Por todo esto, defiende Mulet, el consumo de perro solo se entiende en contextos de necesidad y pobreza. Entonces se tiraba del animal que se tenía más a mano. Y ese solía ser una mascota. “Durante la posguerra, aquí [en España] se comía gato”, ejemplifica el biólogo. Lo que parece más raro es que este consumo extraordinario se codifique en algo cultural, que haya cristalizado en recetas que pasan de generación en generación. Que se haya convertido en un rasgo de orgullo nacional.

“Imagina que alguien hubiera dicho que eso de comer gato fuera algo identitario español”, reta Mulet. “Pues hoy en día tendríamos determinadas poblaciones donde el gato sería reivindicado como parte de la gastronomía, cuando no fue más que el producto de una necesidad”. Es lo que sucedió en varios cantones de Suiza, donde la carne ahumada de perro y gato es una rareza que sobrevive. Según cálculos de la ONG Mensch-Tier-Spirits-Helvetia, en torno a un 3% de los suizos la consume de vez en cuando.

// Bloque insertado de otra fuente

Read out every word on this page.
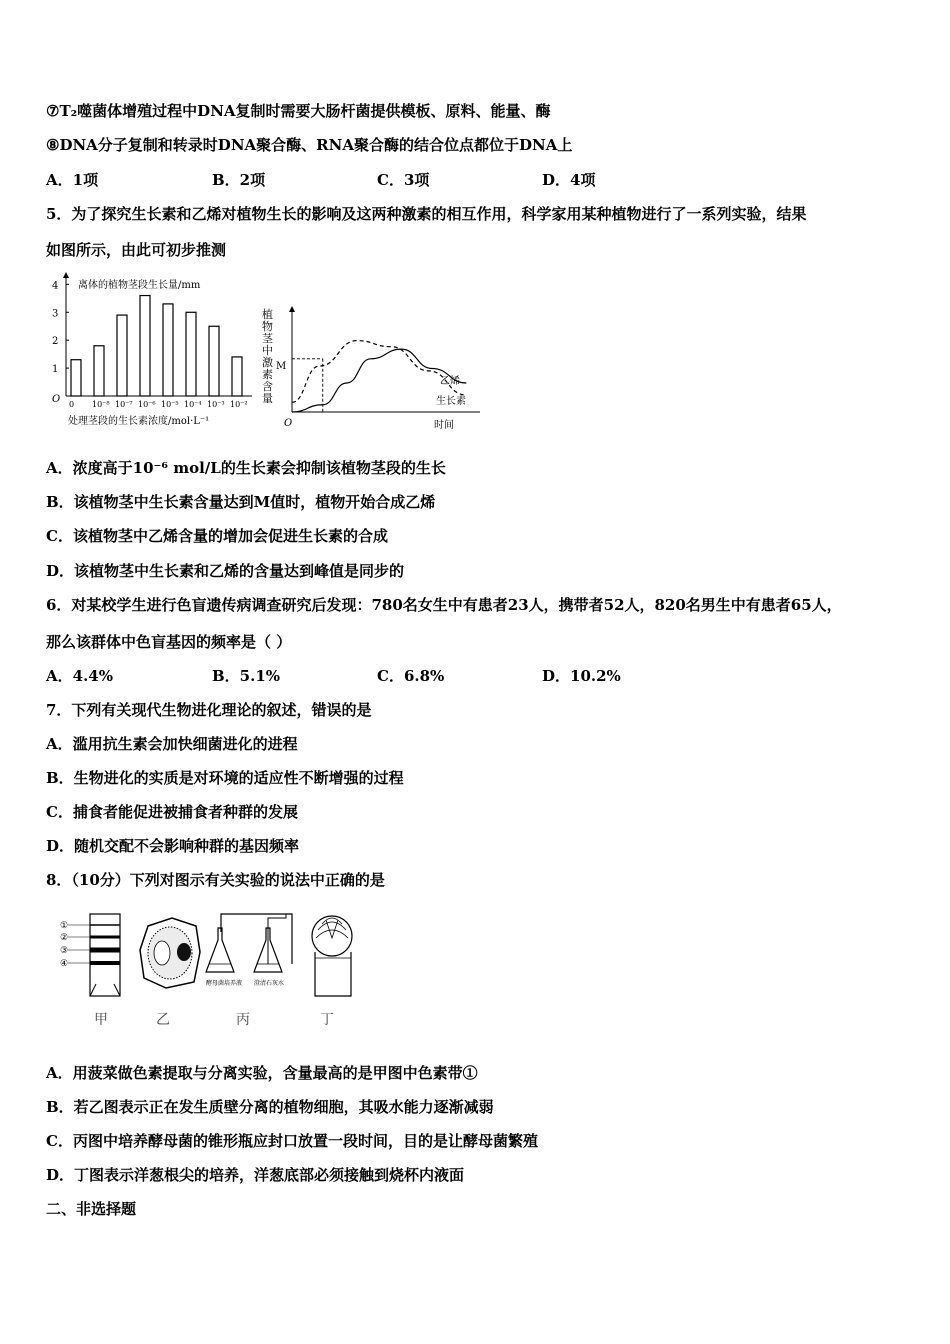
⑦T₂噬菌体增殖过程中DNA复制时需要大肠杆菌提供模板、原料、能量、酶
⑧DNA分子复制和转录时DNA聚合酶、RNA聚合酶的结合位点都位于DNA上
A．1项	B．2项	C．3项	D．4项
5．为了探究生长素和乙烯对植物生长的影响及这两种激素的相互作用，科学家用某种植物进行了一系列实验，结果
如图所示，由此可初步推测
离体的植物茎段生长量/mm
O
处理茎段的生长素浓度/mol·L⁻¹
1
2
3
4
0 10⁻⁸ 10⁻⁷ 10⁻⁶ 10⁻⁵ 10⁻⁴ 10⁻³ 10⁻²
植
物
茎
中
激
素
含
量
O	时间
M
乙烯
生长素
A．浓度高于10⁻⁶ mol/L的生长素会抑制该植物茎段的生长
B．该植物茎中生长素含量达到M值时，植物开始合成乙烯
C．该植物茎中乙烯含量的增加会促进生长素的合成
D．该植物茎中生长素和乙烯的含量达到峰值是同步的
6．对某校学生进行色盲遗传病调查研究后发现：780名女生中有患者23人，携带者52人，820名男生中有患者65人，
那么该群体中色盲基因的频率是（ ）
A．4.4%	B．5.1%	C．6.8%	D．10.2%
7．下列有关现代生物进化理论的叙述，错误的是
A．滥用抗生素会加快细菌进化的进程
B．生物进化的实质是对环境的适应性不断增强的过程
C．捕食者能促进被捕食者种群的发展
D．随机交配不会影响种群的基因频率
8．（10分）下列对图示有关实验的说法中正确的是
①
②
③
④
酵母菌培养液 澄清石灰水
甲	乙	丙	丁
A．用菠菜做色素提取与分离实验，含量最高的是甲图中色素带①
B．若乙图表示正在发生质壁分离的植物细胞，其吸水能力逐渐减弱
C．丙图中培养酵母菌的锥形瓶应封口放置一段时间，目的是让酵母菌繁殖
D．丁图表示洋葱根尖的培养，洋葱底部必须接触到烧杯内液面
二、非选择题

Lo que está sucediendo en los últimos años con los perros, en cualquier caso, no es algo excepcional. “Hemos establecido que algunas especies se pueden comer y otras no”, explica en un intercambio de mensajes el periodista británico Henry Mance, autor del ensayo How to Love Animals (”Cómo amar a los animales”, inédito en España). Pero esa lista, más allá de los motivos biológicos, tiene implicaciones culturales y va cambiando. “En algunos casos, hay animales que salen de la dieta por su cercanía con los humanos, como los perros y los gatos”, apunta Mance. Otras por ser consideradas demasiado sucias, como las ratas. O demasiado majestuosas e icónicas, como las jirafas.

“Ahora está sucediendo con los perros en Asia, se están dejando de comer”, señala. Además de en Corea del Sur, en los últimos años se ha prohibido su consumo en Hong Kong, India, Filipinas, Singapur, Taiwán y Tailandia. Y en los países donde es legal, su presencia en la dieta es cada vez más residual. Es un proceso que se produce por contagio y de forma imparable. Para entenderlo, Mace pone el ejemplo de lo que sucedió en Europa y Estados Unidos con otro animal en el siglo XX. “Es como lo que pasó con los conejos”, dice. “Hoy en día son demasiado queridos para que nadie quiera comerlos”.